In the end I took it as a sign. If he doesn’t have the time/capacity to complete the homework/reflections, will he be able to commit to 2 children in need of therapeutic care? Probably not. I handed back the work we had completed and advised we wouldn’t be able to progress at this time.
Another plan/goal crushed for the year.
Moving house, selling a house, buying a house
So, not that long ago I was so excited to be moving house! If you remember, we had been approved for a great new house to rent, paid the bond and first several weeks of rent, etc. We had packed up the house and were ready to get a truck and move.
WELL! The DAY BEFORE we were due to move, the home owners CHANGED THEIR MINDS! Instead they wanted family members to move in. They refused to provide us keys. Refused to let us move in.
We were nearly homeless. I don’t care if I have to be homeless… but we have the dogs?! For a terrifying 24 hours I 100% thought I was going to have to put my dogs to sleep.
Thankfully the house we were living in had not yet rented to someone else and we were able to stay here another 6 months.
Only now they want to sell it… *sigh* and we can’t afford to buy it.

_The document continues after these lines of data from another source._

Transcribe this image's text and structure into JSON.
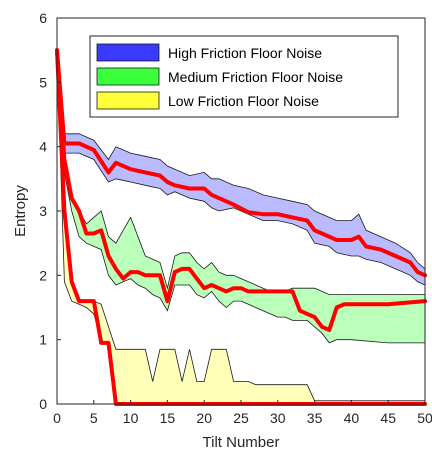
{
  "chart_data": {
    "type": "area",
    "xlabel": "Tilt Number",
    "ylabel": "Entropy",
    "xlim": [
      0,
      50
    ],
    "ylim": [
      0,
      6
    ],
    "xticks": [
      0,
      5,
      10,
      15,
      20,
      25,
      30,
      35,
      40,
      45,
      50
    ],
    "yticks": [
      0,
      1,
      2,
      3,
      4,
      5,
      6
    ],
    "grid": false,
    "legend_position": "top-right",
    "line_color": "#ff0000",
    "series": [
      {
        "name": "High Friction Floor Noise",
        "fill_color": "#3a3aff",
        "x": [
          0,
          1,
          2,
          3,
          5,
          7,
          8,
          10,
          12,
          14,
          15,
          16,
          18,
          20,
          21,
          22,
          24,
          26,
          28,
          30,
          32,
          34,
          35,
          37,
          38,
          40,
          41,
          42,
          44,
          46,
          48,
          49,
          50
        ],
        "upper": [
          5.5,
          4.2,
          4.2,
          4.2,
          4.1,
          3.8,
          4.0,
          3.9,
          3.85,
          3.8,
          3.7,
          3.65,
          3.55,
          3.6,
          3.5,
          3.5,
          3.4,
          3.35,
          3.25,
          3.2,
          3.15,
          3.1,
          3.0,
          2.9,
          2.85,
          2.85,
          2.95,
          2.7,
          2.6,
          2.5,
          2.35,
          2.2,
          2.1
        ],
        "lower": [
          5.5,
          3.9,
          3.9,
          3.9,
          3.8,
          3.45,
          3.5,
          3.45,
          3.4,
          3.35,
          3.25,
          3.3,
          3.2,
          3.15,
          3.05,
          3.0,
          3.05,
          2.95,
          2.85,
          2.85,
          2.8,
          2.7,
          2.5,
          2.45,
          2.35,
          2.3,
          2.3,
          2.25,
          2.2,
          2.1,
          2.0,
          1.9,
          1.85
        ],
        "mean": [
          5.5,
          4.05,
          4.05,
          4.05,
          3.95,
          3.6,
          3.75,
          3.65,
          3.6,
          3.55,
          3.45,
          3.4,
          3.35,
          3.35,
          3.25,
          3.2,
          3.1,
          2.98,
          2.95,
          2.95,
          2.9,
          2.85,
          2.7,
          2.6,
          2.55,
          2.55,
          2.6,
          2.45,
          2.4,
          2.3,
          2.2,
          2.05,
          2.0
        ]
      },
      {
        "name": "Medium Friction Floor Noise",
        "fill_color": "#3aff3a",
        "x": [
          0,
          1,
          2,
          3,
          4,
          5,
          6,
          7,
          8,
          9,
          10,
          11,
          12,
          13,
          14,
          15,
          16,
          17,
          18,
          19,
          20,
          21,
          22,
          23,
          24,
          25,
          26,
          27,
          28,
          29,
          30,
          31,
          32,
          33,
          34,
          35,
          36,
          37,
          38,
          39,
          40,
          45,
          50
        ],
        "upper": [
          5.5,
          3.9,
          3.2,
          3.0,
          2.8,
          2.9,
          3.0,
          2.6,
          2.5,
          2.7,
          2.9,
          2.6,
          2.3,
          2.25,
          2.2,
          1.8,
          2.3,
          2.35,
          2.35,
          2.2,
          2.1,
          2.2,
          2.05,
          2.0,
          2.0,
          1.95,
          1.9,
          1.85,
          1.8,
          1.75,
          1.75,
          1.75,
          1.8,
          1.8,
          1.8,
          1.8,
          1.75,
          1.7,
          1.7,
          1.7,
          1.7,
          1.7,
          1.7
        ],
        "lower": [
          5.5,
          3.6,
          3.0,
          2.6,
          2.5,
          2.45,
          2.4,
          2.0,
          1.85,
          1.9,
          1.95,
          1.85,
          1.8,
          1.7,
          1.65,
          1.45,
          1.85,
          1.85,
          1.85,
          1.7,
          1.65,
          1.75,
          1.6,
          1.5,
          1.6,
          1.6,
          1.55,
          1.5,
          1.45,
          1.4,
          1.35,
          1.35,
          1.3,
          1.3,
          1.3,
          1.2,
          1.1,
          0.95,
          1.0,
          1.0,
          1.0,
          0.95,
          0.95
        ],
        "mean": [
          5.5,
          3.8,
          3.2,
          3.0,
          2.65,
          2.65,
          2.7,
          2.3,
          2.1,
          1.95,
          2.05,
          2.05,
          2.0,
          2.0,
          2.0,
          1.6,
          2.05,
          2.1,
          2.1,
          1.95,
          1.8,
          1.85,
          1.8,
          1.75,
          1.8,
          1.8,
          1.75,
          1.75,
          1.75,
          1.75,
          1.75,
          1.75,
          1.75,
          1.45,
          1.4,
          1.35,
          1.2,
          1.15,
          1.5,
          1.55,
          1.55,
          1.55,
          1.6
        ]
      },
      {
        "name": "Low Friction Floor Noise",
        "fill_color": "#ffff3a",
        "x": [
          0,
          1,
          2,
          3,
          4,
          5,
          6,
          7,
          8,
          9,
          10,
          11,
          12,
          13,
          14,
          15,
          16,
          17,
          18,
          19,
          20,
          21,
          22,
          23,
          24,
          25,
          26,
          27,
          28,
          29,
          30,
          31,
          32,
          33,
          34,
          35,
          36,
          37,
          38,
          39,
          40,
          41,
          42,
          43,
          44,
          45,
          46,
          47,
          48,
          49,
          50
        ],
        "upper": [
          5.5,
          3.0,
          1.9,
          1.6,
          1.6,
          1.6,
          1.55,
          1.2,
          0.85,
          0.85,
          0.85,
          0.85,
          0.85,
          0.35,
          0.85,
          0.85,
          0.85,
          0.35,
          0.85,
          0.35,
          0.35,
          0.85,
          0.85,
          0.85,
          0.35,
          0.35,
          0.35,
          0.3,
          0.3,
          0.3,
          0.3,
          0.3,
          0.3,
          0.3,
          0.3,
          0.05,
          0.05,
          0.05,
          0.05,
          0.05,
          0.05,
          0.05,
          0.05,
          0.05,
          0.05,
          0.05,
          0.05,
          0.05,
          0.05,
          0.05,
          0.05
        ],
        "lower": [
          5.5,
          1.9,
          1.6,
          1.55,
          1.5,
          1.4,
          1.0,
          0.9,
          0.0,
          0.0,
          0.0,
          0.0,
          0.0,
          0.0,
          0.0,
          0.0,
          0.0,
          0.0,
          0.0,
          0.0,
          0.0,
          0.0,
          0.0,
          0.0,
          0.0,
          0.0,
          0.0,
          0.0,
          0.0,
          0.0,
          0.0,
          0.0,
          0.0,
          0.0,
          0.0,
          0.0,
          0.0,
          0.0,
          0.0,
          0.0,
          0.0,
          0.0,
          0.0,
          0.0,
          0.0,
          0.0,
          0.0,
          0.0,
          0.0,
          0.0,
          0.0
        ],
        "mean": [
          5.5,
          3.0,
          1.9,
          1.6,
          1.6,
          1.6,
          0.95,
          0.95,
          0.0,
          0.0,
          0.0,
          0.0,
          0.0,
          0.0,
          0.0,
          0.0,
          0.0,
          0.0,
          0.0,
          0.0,
          0.0,
          0.0,
          0.0,
          0.0,
          0.0,
          0.0,
          0.0,
          0.0,
          0.0,
          0.0,
          0.0,
          0.0,
          0.0,
          0.0,
          0.0,
          0.0,
          0.0,
          0.0,
          0.0,
          0.0,
          0.0,
          0.0,
          0.0,
          0.0,
          0.0,
          0.0,
          0.0,
          0.0,
          0.0,
          0.0,
          0.0
        ]
      }
    ]
  }
}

We have to try and sell our other property (at a loss) so we might be able to buy something.
Working in the company
It’s sad, but I am simply not enjoying working in the company. It’s not my passion. Service desk and customer service calls… I’d rather be working with children, in the human services industry or something.

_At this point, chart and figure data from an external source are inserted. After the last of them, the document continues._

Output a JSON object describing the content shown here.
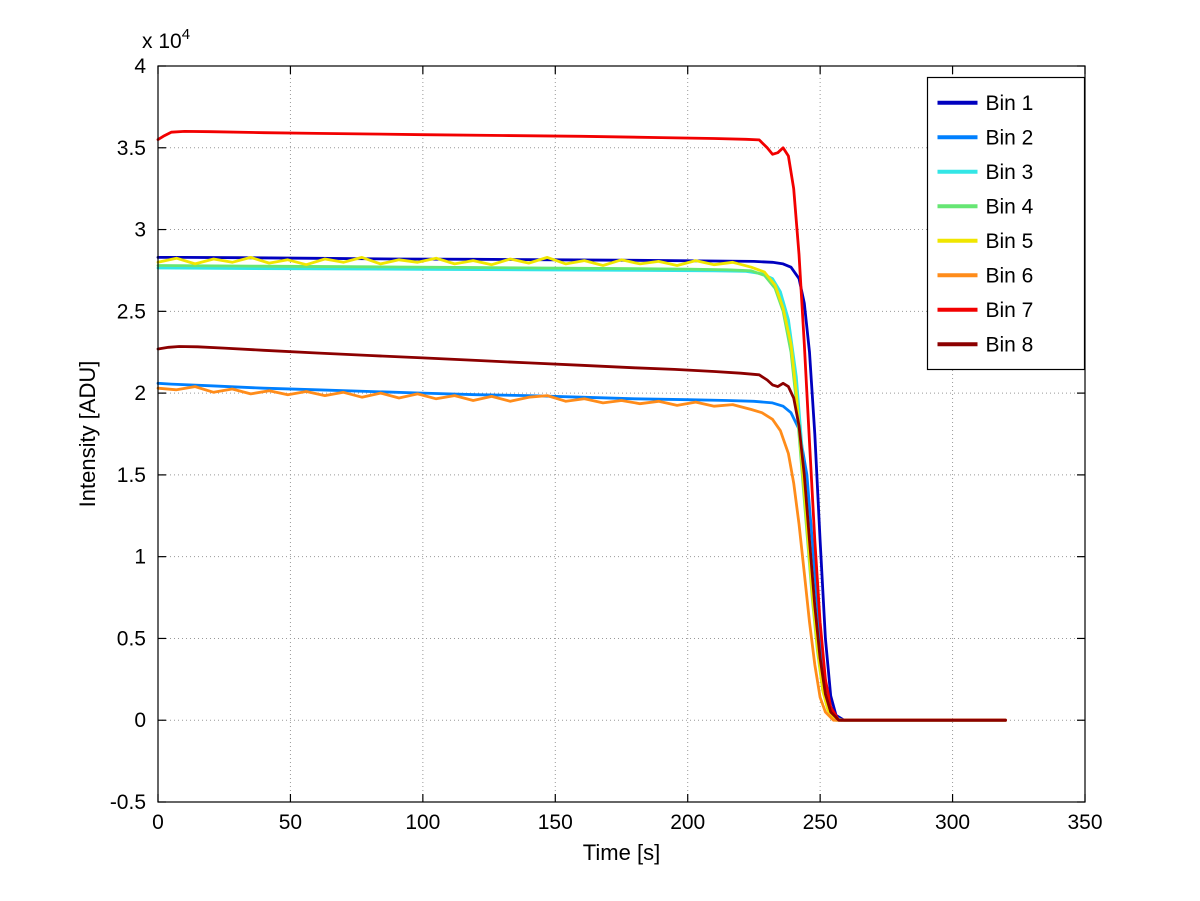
{
  "figure": {
    "background": "#ffffff"
  },
  "chart_data": {
    "type": "line",
    "title": "",
    "xlabel": "Time [s]",
    "ylabel": "Intensity [ADU]",
    "y_multiplier_label": "x 10^4",
    "xlim": [
      0,
      350
    ],
    "ylim": [
      -0.5,
      4
    ],
    "xticks": [
      0,
      50,
      100,
      150,
      200,
      250,
      300,
      350
    ],
    "yticks": [
      -0.5,
      0,
      0.5,
      1,
      1.5,
      2,
      2.5,
      3,
      3.5,
      4
    ],
    "grid": "dotted",
    "grid_color": "#999999",
    "axis_color": "#000000",
    "legend_position": "top-right",
    "legend_labels": [
      "Bin 1",
      "Bin 2",
      "Bin 3",
      "Bin 4",
      "Bin 5",
      "Bin 6",
      "Bin 7",
      "Bin 8"
    ],
    "series": [
      {
        "name": "Bin 1",
        "color": "#0000BF",
        "points": [
          [
            0,
            2.83
          ],
          [
            10,
            2.83
          ],
          [
            30,
            2.828
          ],
          [
            60,
            2.824
          ],
          [
            90,
            2.82
          ],
          [
            120,
            2.818
          ],
          [
            150,
            2.815
          ],
          [
            180,
            2.812
          ],
          [
            210,
            2.808
          ],
          [
            225,
            2.805
          ],
          [
            232,
            2.8
          ],
          [
            236,
            2.79
          ],
          [
            239,
            2.77
          ],
          [
            242,
            2.7
          ],
          [
            244,
            2.55
          ],
          [
            246,
            2.25
          ],
          [
            248,
            1.75
          ],
          [
            250,
            1.1
          ],
          [
            252,
            0.5
          ],
          [
            254,
            0.15
          ],
          [
            256,
            0.03
          ],
          [
            259,
            0
          ],
          [
            320,
            0
          ]
        ]
      },
      {
        "name": "Bin 2",
        "color": "#0080FF",
        "points": [
          [
            0,
            2.06
          ],
          [
            5,
            2.055
          ],
          [
            20,
            2.045
          ],
          [
            40,
            2.03
          ],
          [
            60,
            2.02
          ],
          [
            80,
            2.01
          ],
          [
            100,
            2.0
          ],
          [
            120,
            1.99
          ],
          [
            140,
            1.985
          ],
          [
            160,
            1.975
          ],
          [
            180,
            1.965
          ],
          [
            200,
            1.96
          ],
          [
            215,
            1.955
          ],
          [
            225,
            1.95
          ],
          [
            232,
            1.94
          ],
          [
            236,
            1.92
          ],
          [
            239,
            1.88
          ],
          [
            242,
            1.78
          ],
          [
            245,
            1.5
          ],
          [
            247,
            1.1
          ],
          [
            249,
            0.7
          ],
          [
            251,
            0.35
          ],
          [
            253,
            0.12
          ],
          [
            255,
            0.03
          ],
          [
            258,
            0
          ],
          [
            320,
            0
          ]
        ]
      },
      {
        "name": "Bin 3",
        "color": "#33E6E6",
        "points": [
          [
            0,
            2.765
          ],
          [
            30,
            2.762
          ],
          [
            60,
            2.76
          ],
          [
            100,
            2.757
          ],
          [
            140,
            2.754
          ],
          [
            180,
            2.75
          ],
          [
            210,
            2.747
          ],
          [
            222,
            2.744
          ],
          [
            228,
            2.73
          ],
          [
            232,
            2.7
          ],
          [
            235,
            2.62
          ],
          [
            238,
            2.45
          ],
          [
            241,
            2.1
          ],
          [
            243,
            1.7
          ],
          [
            245,
            1.25
          ],
          [
            247,
            0.8
          ],
          [
            249,
            0.45
          ],
          [
            251,
            0.2
          ],
          [
            253,
            0.07
          ],
          [
            256,
            0
          ],
          [
            320,
            0
          ]
        ]
      },
      {
        "name": "Bin 4",
        "color": "#66E673",
        "points": [
          [
            0,
            2.78
          ],
          [
            40,
            2.776
          ],
          [
            80,
            2.772
          ],
          [
            120,
            2.768
          ],
          [
            160,
            2.763
          ],
          [
            200,
            2.758
          ],
          [
            215,
            2.754
          ],
          [
            224,
            2.748
          ],
          [
            229,
            2.72
          ],
          [
            233,
            2.64
          ],
          [
            236,
            2.5
          ],
          [
            239,
            2.25
          ],
          [
            241,
            1.95
          ],
          [
            243,
            1.55
          ],
          [
            245,
            1.15
          ],
          [
            247,
            0.75
          ],
          [
            249,
            0.42
          ],
          [
            251,
            0.18
          ],
          [
            253,
            0.06
          ],
          [
            256,
            0.01
          ],
          [
            259,
            0
          ],
          [
            320,
            0
          ]
        ]
      },
      {
        "name": "Bin 5",
        "color": "#F0E600",
        "points": [
          [
            0,
            2.8
          ],
          [
            7,
            2.825
          ],
          [
            14,
            2.79
          ],
          [
            21,
            2.82
          ],
          [
            28,
            2.8
          ],
          [
            35,
            2.83
          ],
          [
            42,
            2.795
          ],
          [
            49,
            2.815
          ],
          [
            56,
            2.785
          ],
          [
            63,
            2.82
          ],
          [
            70,
            2.8
          ],
          [
            77,
            2.83
          ],
          [
            84,
            2.79
          ],
          [
            91,
            2.815
          ],
          [
            98,
            2.8
          ],
          [
            105,
            2.825
          ],
          [
            112,
            2.79
          ],
          [
            119,
            2.81
          ],
          [
            126,
            2.785
          ],
          [
            133,
            2.82
          ],
          [
            140,
            2.795
          ],
          [
            147,
            2.83
          ],
          [
            154,
            2.79
          ],
          [
            161,
            2.81
          ],
          [
            168,
            2.78
          ],
          [
            175,
            2.815
          ],
          [
            182,
            2.79
          ],
          [
            189,
            2.805
          ],
          [
            196,
            2.78
          ],
          [
            203,
            2.81
          ],
          [
            210,
            2.785
          ],
          [
            217,
            2.8
          ],
          [
            224,
            2.77
          ],
          [
            229,
            2.74
          ],
          [
            233,
            2.66
          ],
          [
            236,
            2.52
          ],
          [
            239,
            2.3
          ],
          [
            241,
            2.0
          ],
          [
            243,
            1.6
          ],
          [
            245,
            1.2
          ],
          [
            247,
            0.78
          ],
          [
            249,
            0.44
          ],
          [
            251,
            0.18
          ],
          [
            253,
            0.06
          ],
          [
            256,
            0
          ],
          [
            320,
            0
          ]
        ]
      },
      {
        "name": "Bin 6",
        "color": "#FF8C1A",
        "points": [
          [
            0,
            2.03
          ],
          [
            7,
            2.02
          ],
          [
            14,
            2.04
          ],
          [
            21,
            2.005
          ],
          [
            28,
            2.025
          ],
          [
            35,
            1.995
          ],
          [
            42,
            2.015
          ],
          [
            49,
            1.99
          ],
          [
            56,
            2.01
          ],
          [
            63,
            1.985
          ],
          [
            70,
            2.005
          ],
          [
            77,
            1.975
          ],
          [
            84,
            2.0
          ],
          [
            91,
            1.97
          ],
          [
            98,
            1.995
          ],
          [
            105,
            1.965
          ],
          [
            112,
            1.985
          ],
          [
            119,
            1.955
          ],
          [
            126,
            1.98
          ],
          [
            133,
            1.95
          ],
          [
            140,
            1.975
          ],
          [
            147,
            1.985
          ],
          [
            154,
            1.95
          ],
          [
            161,
            1.965
          ],
          [
            168,
            1.94
          ],
          [
            175,
            1.955
          ],
          [
            182,
            1.935
          ],
          [
            189,
            1.95
          ],
          [
            196,
            1.925
          ],
          [
            203,
            1.945
          ],
          [
            210,
            1.92
          ],
          [
            217,
            1.93
          ],
          [
            224,
            1.9
          ],
          [
            228,
            1.88
          ],
          [
            232,
            1.84
          ],
          [
            235,
            1.77
          ],
          [
            238,
            1.63
          ],
          [
            240,
            1.45
          ],
          [
            242,
            1.2
          ],
          [
            244,
            0.9
          ],
          [
            246,
            0.6
          ],
          [
            248,
            0.34
          ],
          [
            250,
            0.14
          ],
          [
            252,
            0.05
          ],
          [
            255,
            0
          ],
          [
            320,
            0
          ]
        ]
      },
      {
        "name": "Bin 7",
        "color": "#F20000",
        "points": [
          [
            0,
            3.55
          ],
          [
            2,
            3.57
          ],
          [
            5,
            3.595
          ],
          [
            10,
            3.6
          ],
          [
            20,
            3.598
          ],
          [
            40,
            3.592
          ],
          [
            60,
            3.588
          ],
          [
            80,
            3.584
          ],
          [
            100,
            3.58
          ],
          [
            130,
            3.575
          ],
          [
            160,
            3.57
          ],
          [
            190,
            3.562
          ],
          [
            210,
            3.557
          ],
          [
            222,
            3.552
          ],
          [
            227,
            3.548
          ],
          [
            230,
            3.5
          ],
          [
            232,
            3.46
          ],
          [
            234,
            3.47
          ],
          [
            236,
            3.5
          ],
          [
            238,
            3.45
          ],
          [
            240,
            3.25
          ],
          [
            242,
            2.85
          ],
          [
            244,
            2.3
          ],
          [
            246,
            1.7
          ],
          [
            248,
            1.1
          ],
          [
            250,
            0.6
          ],
          [
            252,
            0.25
          ],
          [
            254,
            0.08
          ],
          [
            257,
            0
          ],
          [
            320,
            0
          ]
        ]
      },
      {
        "name": "Bin 8",
        "color": "#8C0000",
        "points": [
          [
            0,
            2.27
          ],
          [
            4,
            2.28
          ],
          [
            8,
            2.285
          ],
          [
            15,
            2.283
          ],
          [
            25,
            2.275
          ],
          [
            40,
            2.262
          ],
          [
            60,
            2.245
          ],
          [
            80,
            2.23
          ],
          [
            100,
            2.215
          ],
          [
            120,
            2.2
          ],
          [
            140,
            2.185
          ],
          [
            160,
            2.17
          ],
          [
            180,
            2.155
          ],
          [
            195,
            2.145
          ],
          [
            210,
            2.132
          ],
          [
            220,
            2.122
          ],
          [
            227,
            2.112
          ],
          [
            230,
            2.08
          ],
          [
            232,
            2.05
          ],
          [
            234,
            2.04
          ],
          [
            236,
            2.06
          ],
          [
            238,
            2.04
          ],
          [
            240,
            1.97
          ],
          [
            242,
            1.8
          ],
          [
            244,
            1.5
          ],
          [
            246,
            1.1
          ],
          [
            248,
            0.7
          ],
          [
            250,
            0.38
          ],
          [
            252,
            0.16
          ],
          [
            254,
            0.05
          ],
          [
            257,
            0
          ],
          [
            320,
            0
          ]
        ]
      }
    ]
  }
}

So I have recently made the decision to find a job outside the family business. That’s a bit daunting, but I’m not happy which in turn means I’m not being productive, which is bad for business.
Learning to Do Islam
So many changes and upheavals have had another sad impact. I don’t have Friday’s free.
I just can’t get away from work consistently. It has been WEEKS since I’ve been able to attend Friday prayers.
I know people say you need to make time for the things that are important, but when 100 things are important… something somewhere has to give. And while I really want to learn more, I have to prioritize living, earning and paying the rent over learning more about Islam.
Not all doom and gloom
It’s not all bad though.
I have a lovely home to live in at the moment, with a beautiful outdoor space.
I have a phone interview this afternoon for a potential job and there are several jobs popping up every other day that I can apply for.
Things are tough, but one day they will get better.